Officials move to contain the account hijack
The breach began on June 7, when a Tchap user account was hijacked, according to France’s digital affairs directorate, known as DINUM. ANSSI, the country’s national cybersecurity agency, helped analyze the incident as government teams worked to verify what happened.
The agency traced the malicious requests to one account.
“At this stage, the account originating the malicious requests has been identified,” DINUM said. “It was immediately blocked to remove the attacker’s persistent access and allow for a thorough analysis of the data they were able to access.”
Investigators are now reviewing event logs to determine which conversations were accessible and what information may have been taken. France’s data protection authority, CNIL, was also notified because personal data shared in affected conversations may have been compromised.
Messages, accounts, and rooms may have been exposed
A threat actor using the handle “misere” attributed the access to social engineering of a valid account tied to Tchap’s education environment, matrix.agent.education.tchap.gouv.fr.
Claimed exposed data included:
- 643,459 messages
- 73,467 user accounts
- 876 rooms with message history
- 59,386 media files
The material listed in the post also included names, government email addresses, organization information, meeting links, account and device metadata, and shared files.
Seb Latombe, a French cybersecurity and data breach analyst who founded FrenchBreaches, said timestamps in the published samples suggest the data could span from June 2023 to June 2026. He also said media files could allegedly be matched to message lines, making it easier to trace who sent specific files.
DINUM has not confirmed the attacker’s figures, and the full data claim has not been independently verified.
Public Tchap rooms were open by design
DINUM separated Tchap’s private conversations from its public rooms. Private chats are encrypted, and even after account hijacking, their message history is not accessible, according to the agency.

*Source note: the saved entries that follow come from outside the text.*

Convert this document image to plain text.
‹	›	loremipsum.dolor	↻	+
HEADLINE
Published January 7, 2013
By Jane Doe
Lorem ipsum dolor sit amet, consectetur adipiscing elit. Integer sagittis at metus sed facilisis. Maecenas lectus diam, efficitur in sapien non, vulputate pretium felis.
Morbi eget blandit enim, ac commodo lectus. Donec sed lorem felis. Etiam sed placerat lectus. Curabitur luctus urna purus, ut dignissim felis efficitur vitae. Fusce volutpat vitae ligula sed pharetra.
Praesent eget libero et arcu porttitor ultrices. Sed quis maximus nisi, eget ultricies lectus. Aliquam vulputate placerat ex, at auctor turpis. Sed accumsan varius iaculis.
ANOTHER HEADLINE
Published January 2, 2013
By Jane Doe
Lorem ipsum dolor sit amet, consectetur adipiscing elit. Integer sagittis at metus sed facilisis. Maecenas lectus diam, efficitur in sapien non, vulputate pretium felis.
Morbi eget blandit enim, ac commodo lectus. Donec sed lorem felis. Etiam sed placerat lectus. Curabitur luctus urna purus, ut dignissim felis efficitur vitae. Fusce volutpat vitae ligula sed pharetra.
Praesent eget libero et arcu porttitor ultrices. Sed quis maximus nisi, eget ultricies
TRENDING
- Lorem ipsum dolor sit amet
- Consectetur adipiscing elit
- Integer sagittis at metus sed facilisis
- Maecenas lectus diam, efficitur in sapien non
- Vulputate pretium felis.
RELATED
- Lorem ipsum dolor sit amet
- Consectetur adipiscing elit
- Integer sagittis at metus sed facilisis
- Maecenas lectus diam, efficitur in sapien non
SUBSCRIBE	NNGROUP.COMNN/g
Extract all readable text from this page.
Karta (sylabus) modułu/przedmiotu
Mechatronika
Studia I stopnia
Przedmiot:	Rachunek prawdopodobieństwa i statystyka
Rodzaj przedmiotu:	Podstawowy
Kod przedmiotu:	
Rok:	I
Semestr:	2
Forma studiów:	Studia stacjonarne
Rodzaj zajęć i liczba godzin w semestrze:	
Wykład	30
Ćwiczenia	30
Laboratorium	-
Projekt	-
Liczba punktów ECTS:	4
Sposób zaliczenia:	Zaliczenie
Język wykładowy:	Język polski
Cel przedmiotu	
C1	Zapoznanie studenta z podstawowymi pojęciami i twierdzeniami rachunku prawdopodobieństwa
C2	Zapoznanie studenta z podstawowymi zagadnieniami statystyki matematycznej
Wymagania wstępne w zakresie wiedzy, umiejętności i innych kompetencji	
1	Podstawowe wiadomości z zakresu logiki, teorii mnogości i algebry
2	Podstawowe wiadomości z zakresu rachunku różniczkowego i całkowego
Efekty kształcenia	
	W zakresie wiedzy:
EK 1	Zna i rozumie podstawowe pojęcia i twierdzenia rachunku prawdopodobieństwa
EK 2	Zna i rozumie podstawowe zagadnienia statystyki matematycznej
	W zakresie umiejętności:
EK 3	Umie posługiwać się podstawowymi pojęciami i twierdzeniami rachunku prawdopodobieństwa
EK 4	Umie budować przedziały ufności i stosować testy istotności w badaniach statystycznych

Public rooms, however, are treated differently.
“A public chat room can be found and joined by any user and its content is not encrypted,” DINUM said in its notice to users.
The agency reminded users that personal, sensitive, or confidential information should not be exchanged in public rooms. Tchap has more than 300,000 monthly users, giving the breach wider significance after French officials moved civil servants toward the platform and away from foreign messaging apps for work.